I discussed challenges when creating a JSON workflow that will be reused across many datasets with four users. They reported:
- It is difficult to remove specific steps in JSON and locate where certain steps are in the recipe. (1 user) Issue #2253
- When a step returns no records, it's not recorded or saved in the recipe, which poses challenges when creating a template recipe. (1 user)
- When you create workflows using JSON history with the step
Re-order/remove columns, if you import a new file with extra columns you want to maintain, they are deleted when running the workflow. The workaround is to move and delete each column individually, which is cumbersome. (1 user)
- With two users, we discussed the concept of catalog data round trips—bringing data into OpenRefine, improving it, and sending it back to the catalog and bringing OpenRefine's capabilities directly into other software is proposed, supporting formats like XSLT, Bibtxt, and MARC.
Eleven of the interviews used one or more reconciliation services.
One user would like to see improvement to support SPARQL-based reconciliation endpoint. This is currently offered only via extensions.
One developer would like to see support for other data types that string as reconciliation (date, integer)
Two users indicated the need for better documentation of error reconciliation. Insufficient error messages or feedback in various scenarios, such as reconciliation slowdowns or large file uploads. The user doesn’t know if the issue comes from OpenRefine, the reconciliation services, or the target service. This is something the team worked on via the NDFI 2023 grant; we also have a PR open #5944
I discussed Wikimedia Commons with only one user. We discussed the following :
- Input of raw Wikitext is not intuitive; some users prefer more structured text.
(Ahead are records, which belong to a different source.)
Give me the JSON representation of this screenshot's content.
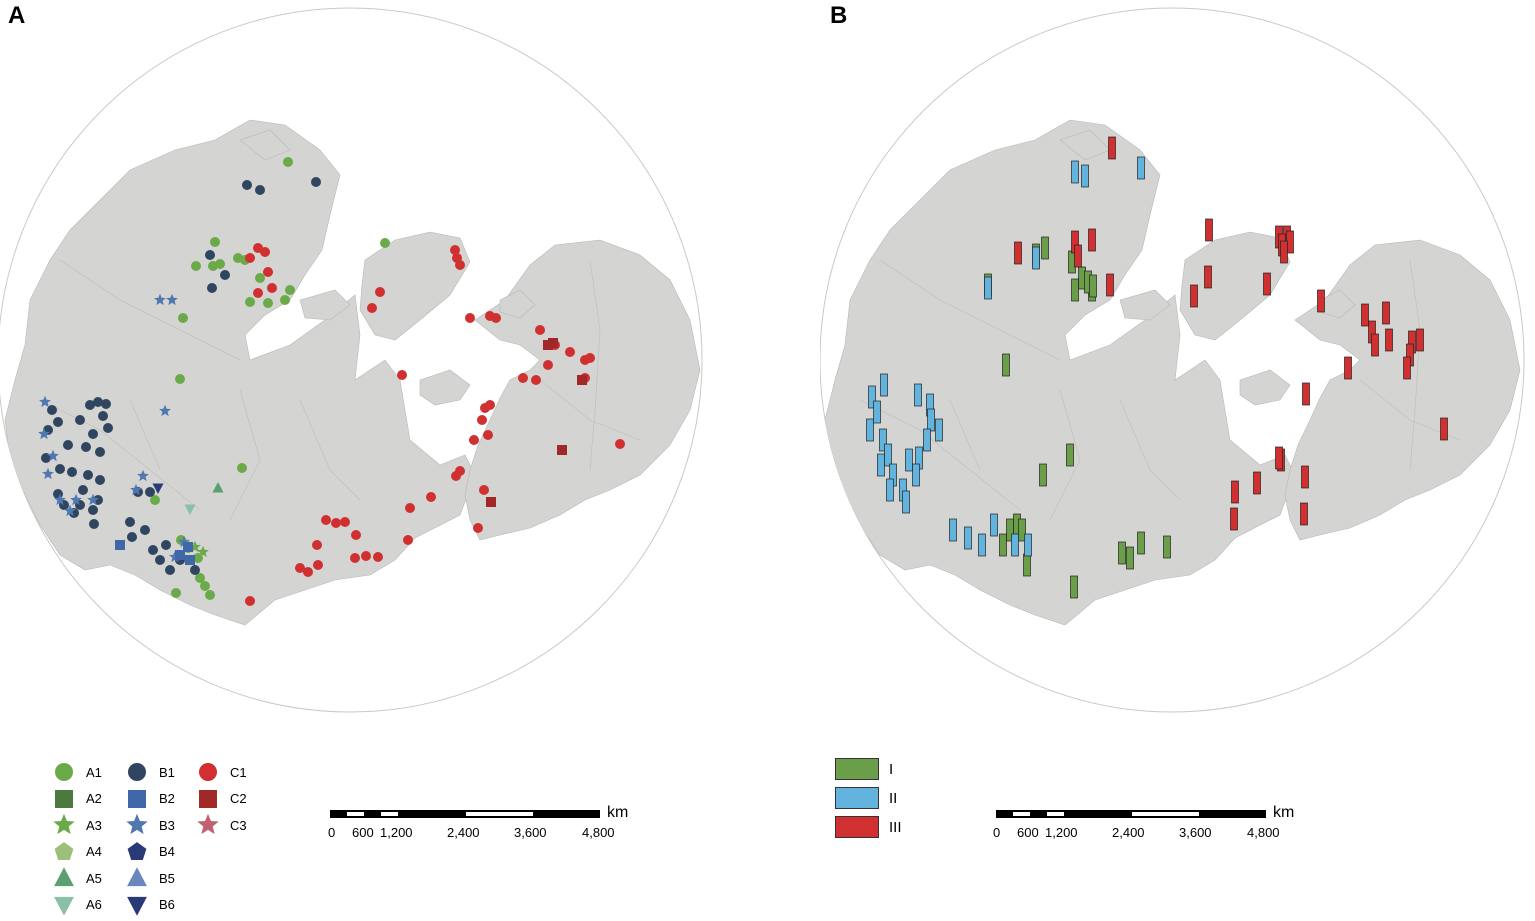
{
  "panels": [
    {
      "letter": "A"
    },
    {
      "letter": "B"
    }
  ],
  "legend_a": [
    {
      "label": "A1",
      "shape": "circle",
      "color": "#6aaa48"
    },
    {
      "label": "A2",
      "shape": "square",
      "color": "#4a7a3e"
    },
    {
      "label": "A3",
      "shape": "star",
      "color": "#6aaa48"
    },
    {
      "label": "A4",
      "shape": "pentagon",
      "color": "#9cc07a"
    },
    {
      "label": "A5",
      "shape": "triangle",
      "color": "#5aa070"
    },
    {
      "label": "A6",
      "shape": "triangle-down",
      "color": "#8ac0a8"
    },
    {
      "label": "B1",
      "shape": "circle",
      "color": "#2f4560"
    },
    {
      "label": "B2",
      "shape": "square",
      "color": "#4068a8"
    },
    {
      "label": "B3",
      "shape": "star",
      "color": "#5078b0"
    },
    {
      "label": "B4",
      "shape": "pentagon",
      "color": "#2a3a78"
    },
    {
      "label": "B5",
      "shape": "triangle",
      "color": "#6a88c0"
    },
    {
      "label": "B6",
      "shape": "triangle-down",
      "color": "#2a3a78"
    },
    {
      "label": "C1",
      "shape": "circle",
      "color": "#d03030"
    },
    {
      "label": "C2",
      "shape": "square",
      "color": "#a02828"
    },
    {
      "label": "C3",
      "shape": "star",
      "color": "#c06070"
    }
  ],
  "legend_b": [
    {
      "label": "I",
      "color": "#6a9e48"
    },
    {
      "label": "II",
      "color": "#62b4de"
    },
    {
      "label": "III",
      "color": "#d03030"
    }
  ],
  "scalebar": {
    "unit": "km",
    "ticks": [
      "0",
      "600",
      "1,200",
      "2,400",
      "3,600",
      "4,800"
    ]
  },
  "colors": {
    "land": "#d4d4d2",
    "ocean": "#ffffff",
    "border": "#b8b8b8"
  },
  "map_a_points": {
    "A1": [
      [
        288,
        162
      ],
      [
        245,
        260
      ],
      [
        213,
        266
      ],
      [
        220,
        264
      ],
      [
        196,
        266
      ],
      [
        215,
        242
      ],
      [
        238,
        258
      ],
      [
        260,
        278
      ],
      [
        250,
        302
      ],
      [
        268,
        303
      ],
      [
        285,
        300
      ],
      [
        290,
        290
      ],
      [
        183,
        318
      ],
      [
        180,
        379
      ],
      [
        385,
        243
      ],
      [
        242,
        468
      ],
      [
        155,
        500
      ],
      [
        188,
        548
      ],
      [
        178,
        556
      ],
      [
        198,
        558
      ],
      [
        200,
        578
      ],
      [
        205,
        586
      ],
      [
        176,
        593
      ],
      [
        210,
        595
      ],
      [
        181,
        540
      ]
    ],
    "B1": [
      [
        247,
        185
      ],
      [
        260,
        190
      ],
      [
        316,
        182
      ],
      [
        210,
        255
      ],
      [
        212,
        288
      ],
      [
        225,
        275
      ],
      [
        52,
        410
      ],
      [
        58,
        422
      ],
      [
        48,
        430
      ],
      [
        90,
        405
      ],
      [
        98,
        402
      ],
      [
        106,
        404
      ],
      [
        80,
        420
      ],
      [
        103,
        416
      ],
      [
        108,
        428
      ],
      [
        93,
        434
      ],
      [
        68,
        445
      ],
      [
        86,
        447
      ],
      [
        100,
        452
      ],
      [
        46,
        458
      ],
      [
        60,
        469
      ],
      [
        72,
        472
      ],
      [
        88,
        475
      ],
      [
        100,
        480
      ],
      [
        83,
        490
      ],
      [
        58,
        494
      ],
      [
        64,
        505
      ],
      [
        80,
        505
      ],
      [
        93,
        510
      ],
      [
        98,
        500
      ],
      [
        74,
        513
      ],
      [
        94,
        524
      ],
      [
        138,
        492
      ],
      [
        150,
        492
      ],
      [
        130,
        522
      ],
      [
        145,
        530
      ],
      [
        132,
        537
      ],
      [
        153,
        550
      ],
      [
        160,
        560
      ],
      [
        170,
        570
      ],
      [
        180,
        560
      ],
      [
        195,
        570
      ],
      [
        166,
        545
      ]
    ],
    "C1": [
      [
        250,
        258
      ],
      [
        258,
        248
      ],
      [
        265,
        252
      ],
      [
        268,
        272
      ],
      [
        258,
        293
      ],
      [
        272,
        288
      ],
      [
        372,
        308
      ],
      [
        380,
        292
      ],
      [
        455,
        250
      ],
      [
        457,
        258
      ],
      [
        460,
        265
      ],
      [
        470,
        318
      ],
      [
        490,
        316
      ],
      [
        496,
        318
      ],
      [
        540,
        330
      ],
      [
        555,
        345
      ],
      [
        570,
        352
      ],
      [
        585,
        360
      ],
      [
        590,
        358
      ],
      [
        585,
        378
      ],
      [
        548,
        365
      ],
      [
        536,
        380
      ],
      [
        523,
        378
      ],
      [
        402,
        375
      ],
      [
        485,
        408
      ],
      [
        490,
        405
      ],
      [
        482,
        420
      ],
      [
        488,
        435
      ],
      [
        474,
        440
      ],
      [
        456,
        476
      ],
      [
        460,
        471
      ],
      [
        484,
        490
      ],
      [
        431,
        497
      ],
      [
        410,
        508
      ],
      [
        620,
        444
      ],
      [
        326,
        520
      ],
      [
        336,
        523
      ],
      [
        345,
        522
      ],
      [
        356,
        535
      ],
      [
        355,
        558
      ],
      [
        366,
        556
      ],
      [
        378,
        557
      ],
      [
        317,
        545
      ],
      [
        300,
        568
      ],
      [
        308,
        572
      ],
      [
        318,
        565
      ],
      [
        408,
        540
      ],
      [
        478,
        528
      ],
      [
        250,
        601
      ]
    ],
    "C2": [
      [
        548,
        345
      ],
      [
        553,
        343
      ],
      [
        582,
        380
      ],
      [
        562,
        450
      ],
      [
        491,
        502
      ]
    ],
    "B3": [
      [
        160,
        300
      ],
      [
        172,
        300
      ],
      [
        45,
        402
      ],
      [
        44,
        434
      ],
      [
        53,
        456
      ],
      [
        48,
        474
      ],
      [
        60,
        500
      ],
      [
        70,
        511
      ],
      [
        76,
        500
      ],
      [
        93,
        500
      ],
      [
        143,
        476
      ],
      [
        165,
        411
      ],
      [
        136,
        490
      ],
      [
        184,
        542
      ],
      [
        175,
        557
      ]
    ],
    "A3": [
      [
        188,
        545
      ],
      [
        195,
        547
      ],
      [
        203,
        552
      ]
    ],
    "A5": [
      [
        218,
        488
      ]
    ],
    "A6": [
      [
        190,
        509
      ]
    ],
    "B6": [
      [
        158,
        488
      ]
    ],
    "B2": [
      [
        120,
        545
      ],
      [
        180,
        555
      ],
      [
        190,
        560
      ],
      [
        188,
        547
      ]
    ]
  },
  "map_b_bars": {
    "I": [
      [
        1045,
        248
      ],
      [
        1036,
        255
      ],
      [
        988,
        285
      ],
      [
        1072,
        262
      ],
      [
        1082,
        278
      ],
      [
        1092,
        290
      ],
      [
        1075,
        290
      ],
      [
        1006,
        365
      ],
      [
        1070,
        455
      ],
      [
        1043,
        475
      ],
      [
        1010,
        530
      ],
      [
        1017,
        525
      ],
      [
        1022,
        530
      ],
      [
        1003,
        545
      ],
      [
        1027,
        565
      ],
      [
        1122,
        553
      ],
      [
        1130,
        558
      ],
      [
        1141,
        543
      ],
      [
        1167,
        547
      ],
      [
        1074,
        587
      ],
      [
        1088,
        282
      ],
      [
        1093,
        286
      ]
    ],
    "II": [
      [
        1075,
        172
      ],
      [
        1085,
        176
      ],
      [
        1141,
        168
      ],
      [
        1036,
        258
      ],
      [
        988,
        288
      ],
      [
        884,
        385
      ],
      [
        872,
        397
      ],
      [
        877,
        412
      ],
      [
        870,
        430
      ],
      [
        883,
        440
      ],
      [
        918,
        395
      ],
      [
        930,
        405
      ],
      [
        931,
        420
      ],
      [
        927,
        440
      ],
      [
        939,
        430
      ],
      [
        909,
        460
      ],
      [
        919,
        458
      ],
      [
        916,
        475
      ],
      [
        888,
        455
      ],
      [
        881,
        465
      ],
      [
        893,
        475
      ],
      [
        890,
        490
      ],
      [
        903,
        490
      ],
      [
        906,
        502
      ],
      [
        953,
        530
      ],
      [
        968,
        538
      ],
      [
        982,
        545
      ],
      [
        994,
        525
      ],
      [
        1015,
        545
      ],
      [
        1028,
        545
      ]
    ],
    "III": [
      [
        1112,
        148
      ],
      [
        1209,
        230
      ],
      [
        1279,
        237
      ],
      [
        1287,
        237
      ],
      [
        1290,
        242
      ],
      [
        1282,
        245
      ],
      [
        1284,
        252
      ],
      [
        1075,
        242
      ],
      [
        1092,
        240
      ],
      [
        1078,
        256
      ],
      [
        1018,
        253
      ],
      [
        1110,
        285
      ],
      [
        1208,
        277
      ],
      [
        1194,
        296
      ],
      [
        1267,
        284
      ],
      [
        1321,
        301
      ],
      [
        1365,
        315
      ],
      [
        1372,
        332
      ],
      [
        1375,
        345
      ],
      [
        1386,
        313
      ],
      [
        1389,
        340
      ],
      [
        1412,
        342
      ],
      [
        1410,
        355
      ],
      [
        1420,
        340
      ],
      [
        1407,
        368
      ],
      [
        1348,
        368
      ],
      [
        1306,
        394
      ],
      [
        1444,
        429
      ],
      [
        1281,
        460
      ],
      [
        1279,
        458
      ],
      [
        1257,
        483
      ],
      [
        1235,
        492
      ],
      [
        1305,
        477
      ],
      [
        1234,
        519
      ],
      [
        1304,
        514
      ]
    ]
  }
}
- Working on editing lexemes for Wikidata but requires more design on OpenRefine side - see also the conversation Wikitext in OpenRefine - #6 by olea
- Fixing issues with large file uploads in Commons (files over 100MB cannot be uploaded this is often the case with TIFF file). See Bug report: IO error while editing: Unexpected character ('<' (code 60)) - #9 by antonin_d
- A more in-depth review of WikiCommons usage is available here Results of two user surveys for Wikimedia Commons users of OpenRefine
One user expressed interest in better containerization for running OpenRefine locally and hosted. Proposal for a new repository: containerizations for OpenRefine
One user is interested in multi-core utilization of OpenRefine for parallel computations when deployed on a cluster of servers
Two trainers reported that when working in a hosted environment (for example with PAWS), their students often expect it to be a collaborative environment.